Ma poco ci si è intrattenuti sull’evento che a me pare il più grave in assoluto: l’espulsione del PM Di Matteo dal pool “stragi e mandanti esterni”
L’accusa da parte del Procuratore Nazionale Antimafia Federico Cafiero De Raho consisterebbe nell’avere il Di Matteo interrotto “il rapporto di fiducia con il gruppo e con le Direzioni distrettuali antimafia” a causa di una intervista televisiva in cui in effetti aveva trattato di fatti e di prove già acquisite dalla stampa nazionale, dall’ opinione pubblica, quali l’indagine di Falcone sull’associazione terrorista Gladio, il biglietto di un agente segreto nel luogo dove persero la vita Giovanni Falcone e la moglie, il furto del computer dello stesso Giovanni Falcone…
Il PM Antonino Di Matteo indaga da ormai più di venti anni, sulla scia delle esperienze di Giovanni Falcone, sulle trattative stato-mafia che ebbero una loro concretizzazione dopo le stragi dei primi anni ’90, a mio giudizio non casualmente dopo il crollo dell’Unione Sovietica e che videro protagonisti, come emerge dalle dichiarazioni di molti pentiti, da una parte personaggi illustri come Nicola Mancino e dall’altra boss di grande rilievo come Vito Ciancimino.
Perché le stragi? Presumibilmente perché Cosa Nostra voleva azzerare la vecchia classe dirigente democristiana che non appariva più all’altezza dei programmi e delle ambizioni della Mafia.
Con le trattative, soprattutto il Capo dei Capi Totò Riina aveva l’intenzione di imporre le sue volontà allo Stato, con il suo “famoso” papello. Le trattative, come è noto, andarono per le lunghe. Il papello, se accolto, avrebbe annichilito le prerogative dello stato. Più abbordabile il contro-papello di Provenzano che conteneva richieste più miti. Ma Provenzano non aveva il potere assoluto di cui disponeva Riina. Perciò, in teoria, qualche passo in avanti poteva essere possibile con l’arresto di Riina, il cui casolare era a conoscenza da molto tempo dalle forze dell’ordine…gli eventi successivi sono noti e non sto ora a rammentarli.
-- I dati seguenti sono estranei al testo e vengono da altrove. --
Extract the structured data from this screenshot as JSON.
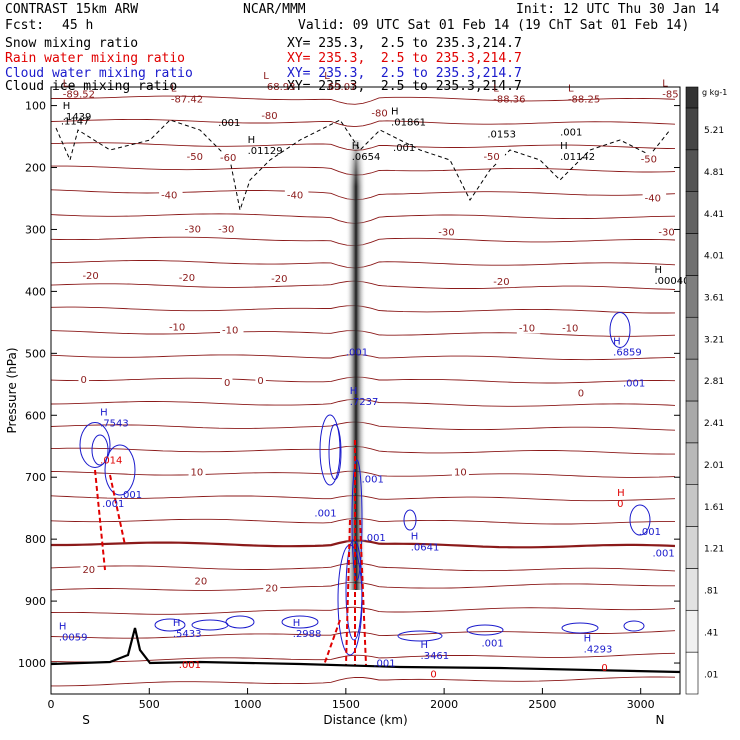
{
  "header": {
    "model": "CONTRAST 15km ARW",
    "org": "NCAR/MMM",
    "init": "Init: 12 UTC Thu 30 Jan 14",
    "fcst_label": "Fcst:",
    "fcst_value": "45 h",
    "valid": "Valid: 09 UTC Sat 01 Feb 14 (19 ChT Sat 01 Feb 14)"
  },
  "fields": [
    {
      "name": "Snow mixing ratio",
      "xy": "XY= 235.3,  2.5 to 235.3,214.7",
      "color": "#000000"
    },
    {
      "name": "Rain water mixing ratio",
      "xy": "XY= 235.3,  2.5 to 235.3,214.7",
      "color": "#e00000"
    },
    {
      "name": "Cloud water mixing ratio",
      "xy": "XY= 235.3,  2.5 to 235.3,214.7",
      "color": "#1a1acc"
    },
    {
      "name": "Cloud ice mixing ratio",
      "xy": "XY= 235.3,  2.5 to 235.3,214.7",
      "color": "#000000"
    }
  ],
  "chart_data": {
    "type": "cross-section contour",
    "xlabel": "Distance (km)",
    "ylabel": "Pressure (hPa)",
    "xlim": [
      0,
      3200
    ],
    "ylim": [
      1050,
      70
    ],
    "xticks": [
      0,
      500,
      1000,
      1500,
      2000,
      2500,
      3000
    ],
    "yticks": [
      100,
      200,
      300,
      400,
      500,
      600,
      700,
      800,
      900,
      1000
    ],
    "x_end_labels": {
      "left": "S",
      "right": "N"
    },
    "colorbar": {
      "unit": "g kg-1",
      "levels": [
        ".01",
        ".41",
        ".81",
        "1.21",
        "1.61",
        "2.01",
        "2.41",
        "2.81",
        "3.21",
        "3.61",
        "4.01",
        "4.41",
        "4.81",
        "5.21"
      ]
    },
    "isotherms": [
      {
        "label": "-80",
        "x": 1070,
        "p": 117
      },
      {
        "label": "-80",
        "x": 1630,
        "p": 113
      },
      {
        "label": "-60",
        "x": 860,
        "p": 185
      },
      {
        "label": "-50",
        "x": 690,
        "p": 183
      },
      {
        "label": "-50",
        "x": 2200,
        "p": 183
      },
      {
        "label": "-50",
        "x": 3000,
        "p": 187
      },
      {
        "label": "-40",
        "x": 560,
        "p": 245
      },
      {
        "label": "-40",
        "x": 1200,
        "p": 245
      },
      {
        "label": "-40",
        "x": 3020,
        "p": 250
      },
      {
        "label": "-30",
        "x": 680,
        "p": 300
      },
      {
        "label": "-30",
        "x": 850,
        "p": 300
      },
      {
        "label": "-30",
        "x": 1970,
        "p": 305
      },
      {
        "label": "-30",
        "x": 3090,
        "p": 305
      },
      {
        "label": "-20",
        "x": 160,
        "p": 375
      },
      {
        "label": "-20",
        "x": 650,
        "p": 378
      },
      {
        "label": "-20",
        "x": 1120,
        "p": 380
      },
      {
        "label": "-20",
        "x": 2250,
        "p": 385
      },
      {
        "label": "-10",
        "x": 600,
        "p": 458
      },
      {
        "label": "-10",
        "x": 870,
        "p": 463
      },
      {
        "label": "-10",
        "x": 2380,
        "p": 460
      },
      {
        "label": "-10",
        "x": 2600,
        "p": 460
      },
      {
        "label": "0",
        "x": 150,
        "p": 543
      },
      {
        "label": "0",
        "x": 880,
        "p": 548
      },
      {
        "label": "0",
        "x": 1050,
        "p": 545
      },
      {
        "label": "0",
        "x": 2680,
        "p": 565
      },
      {
        "label": "10",
        "x": 710,
        "p": 692
      },
      {
        "label": "10",
        "x": 2050,
        "p": 692
      },
      {
        "label": "20",
        "x": 160,
        "p": 850
      },
      {
        "label": "20",
        "x": 730,
        "p": 868
      },
      {
        "label": "20",
        "x": 1090,
        "p": 880
      }
    ],
    "lows": [
      {
        "label": "L",
        "x": 60,
        "p": 84,
        "value": "-89.52"
      },
      {
        "label": "L",
        "x": 610,
        "p": 92,
        "value": "-87.42"
      },
      {
        "label": "L",
        "x": 1080,
        "p": 72,
        "value": "-68.93"
      },
      {
        "label": "L",
        "x": 1390,
        "p": 72,
        "value": "-69.07"
      },
      {
        "label": "L",
        "x": 2250,
        "p": 92,
        "value": "-88.36"
      },
      {
        "label": "L",
        "x": 2630,
        "p": 92,
        "value": "-88.25"
      },
      {
        "label": "L",
        "x": 3110,
        "p": 84,
        "value": "-85"
      }
    ],
    "ice_maxima": [
      {
        "label": "",
        "x": 50,
        "p": 127,
        "value": ".1147"
      },
      {
        "label": "H",
        "x": 60,
        "p": 120,
        "value": ".1439"
      },
      {
        "label": "",
        "x": 850,
        "p": 130,
        "value": ".001"
      },
      {
        "label": "H",
        "x": 1000,
        "p": 175,
        "value": ".01129"
      },
      {
        "label": "H",
        "x": 1730,
        "p": 129,
        "value": ".01861"
      },
      {
        "label": "",
        "x": 1740,
        "p": 170,
        "value": ".001"
      },
      {
        "label": "",
        "x": 2220,
        "p": 148,
        "value": ".0153"
      },
      {
        "label": "",
        "x": 2590,
        "p": 145,
        "value": ".001"
      },
      {
        "label": "H",
        "x": 2590,
        "p": 185,
        "value": ".01142"
      },
      {
        "label": "H",
        "x": 1530,
        "p": 185,
        "value": ".0654"
      },
      {
        "label": "H",
        "x": 3070,
        "p": 385,
        "value": ".00040"
      }
    ],
    "cloud_water_labels": [
      {
        "label": "H",
        "x": 250,
        "p": 615,
        "value": ".7543"
      },
      {
        "label": "",
        "x": 260,
        "p": 745,
        "value": ".001"
      },
      {
        "label": "",
        "x": 350,
        "p": 730,
        "value": ".001"
      },
      {
        "label": "H",
        "x": 1520,
        "p": 580,
        "value": ".7237"
      },
      {
        "label": "",
        "x": 1500,
        "p": 500,
        "value": ".001"
      },
      {
        "label": "",
        "x": 1340,
        "p": 760,
        "value": ".001"
      },
      {
        "label": "",
        "x": 1580,
        "p": 705,
        "value": ".001"
      },
      {
        "label": "",
        "x": 1590,
        "p": 800,
        "value": ".001"
      },
      {
        "label": "H",
        "x": 1830,
        "p": 815,
        "value": ".0641"
      },
      {
        "label": "H",
        "x": 2860,
        "p": 500,
        "value": ".6859"
      },
      {
        "label": "",
        "x": 2910,
        "p": 550,
        "value": ".001"
      },
      {
        "label": "",
        "x": 2990,
        "p": 790,
        "value": ".001"
      },
      {
        "label": "",
        "x": 3060,
        "p": 825,
        "value": ".001"
      },
      {
        "label": "H",
        "x": 40,
        "p": 960,
        "value": ".0059"
      },
      {
        "label": "H",
        "x": 620,
        "p": 955,
        "value": ".5433"
      },
      {
        "label": "H",
        "x": 1230,
        "p": 955,
        "value": ".2988"
      },
      {
        "label": "",
        "x": 1640,
        "p": 1002,
        "value": ".001"
      },
      {
        "label": "H",
        "x": 1880,
        "p": 990,
        "value": ".3461"
      },
      {
        "label": "",
        "x": 2190,
        "p": 970,
        "value": ".001"
      },
      {
        "label": "H",
        "x": 2710,
        "p": 980,
        "value": ".4293"
      }
    ],
    "rain_labels": [
      {
        "label": "",
        "x": 250,
        "p": 675,
        "value": ".014"
      },
      {
        "label": "",
        "x": 650,
        "p": 1005,
        "value": ".001"
      },
      {
        "label": "H",
        "x": 2880,
        "p": 745,
        "value": "0"
      },
      {
        "label": "",
        "x": 2800,
        "p": 1010,
        "value": "0"
      },
      {
        "label": "",
        "x": 1930,
        "p": 1020,
        "value": "0"
      }
    ]
  }
}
Mi limito ad alcune osservazioni. L’indagine giudiziaria, nota come “mani pulite” sui rapporti di corruzione tra classe politica e imprenditoria ebbe inizio “ufficialmente” con il fascicolo aperto dal PM Antonio Di Pietro presso la Procura di Milano nel 1991. Il primo arresto fu clamoroso perché riguardava l’aspirante sindaco di Milano, il socialista Mario Chiesa.
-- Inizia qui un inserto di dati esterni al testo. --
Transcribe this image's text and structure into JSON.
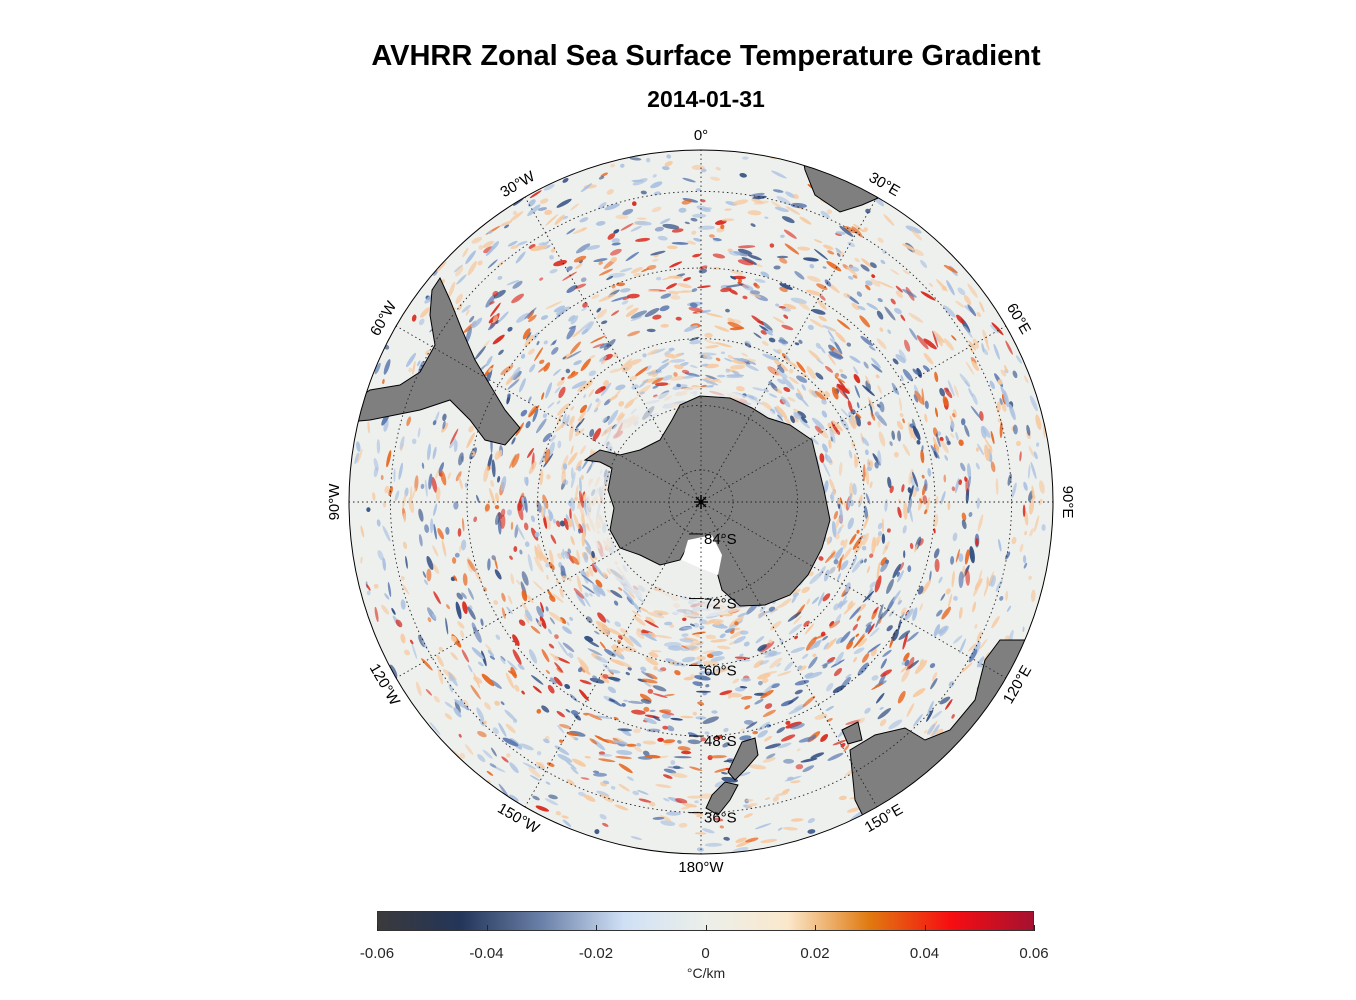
{
  "title": "AVHRR Zonal Sea Surface Temperature Gradient",
  "subtitle": "2014-01-31",
  "map": {
    "projection": "south polar stereographic",
    "meridian_labels": [
      {
        "lon": 0,
        "text": "0°"
      },
      {
        "lon": 30,
        "text": "30°E"
      },
      {
        "lon": 60,
        "text": "60°E"
      },
      {
        "lon": 90,
        "text": "90°E"
      },
      {
        "lon": 120,
        "text": "120°E"
      },
      {
        "lon": 150,
        "text": "150°E"
      },
      {
        "lon": 180,
        "text": "180°W"
      },
      {
        "lon": -150,
        "text": "150°W"
      },
      {
        "lon": -120,
        "text": "120°W"
      },
      {
        "lon": -90,
        "text": "90°W"
      },
      {
        "lon": -60,
        "text": "60°W"
      },
      {
        "lon": -30,
        "text": "30°W"
      }
    ],
    "parallel_labels": [
      {
        "lat": -84,
        "text": "84°S"
      },
      {
        "lat": -72,
        "text": "72°S"
      },
      {
        "lat": -60,
        "text": "60°S"
      },
      {
        "lat": -48,
        "text": "48°S"
      },
      {
        "lat": -36,
        "text": "36°S"
      }
    ],
    "outer_lat": -30,
    "land_color": "#7f7f7f"
  },
  "colorbar": {
    "min": -0.06,
    "max": 0.06,
    "ticks": [
      "-0.06",
      "-0.04",
      "-0.02",
      "0",
      "0.02",
      "0.04",
      "0.06"
    ],
    "label": "°C/km",
    "colors": [
      "#3a3a3c",
      "#233559",
      "#6b80a8",
      "#cfe0f5",
      "#ecefea",
      "#fbe8cc",
      "#e07a10",
      "#f70d12",
      "#a51130"
    ]
  }
}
Negli stessi anni, stragi e Mani Pulite. Una coincidenza? Era solo Cosa Nostra che voleva azzerare la Democrazia Cristiana e il PSI? O c’erano anche altra forze, come supponeva Falcone in riferimento alle stragi. Personalmente ipotizzo che i due eventi godessero della partecipazione attiva, indipendentemente o meno dalla consapevolezza dei protagonisti, dei servizi segreti dell’estrema destra terrorista, delle iper-logge massoniche. Giovanni Falcone era andato troppo avanti non solo sulla criminalità di Cosa Nostra ma anche su quella delle segrete stanze dello stato. E’ risaputo infatti il suo interesse giudiziario per Gladio, di cui si può presumere che avesse delle informazioni “scottanti”. Anche per tale motivo si può spiegare la scomparsa del computer dagli uffici del ministero di Grazia e Giustizia allora presieduto dal socialista Claudio Martelli.
Certo è che stragi e Mani Pulite diedero il colpo finale alla prima repubblica, Ed è certo che non è avvenuta per una presa sia pure tardiva di coscienza e di consapevolezza di popolo. Sulle ceneri degli antichi dominatori nasce la seconda repubblica con la benedizione di Cosa Nostra ( e di altre forze di cui ho detto) che darà l’avvio ad una nuova forza politica che avrà presumibilmente in Dell’Utri il suo garante ideologico e nell’imprenditore Silvio Berlusconi il suo regista…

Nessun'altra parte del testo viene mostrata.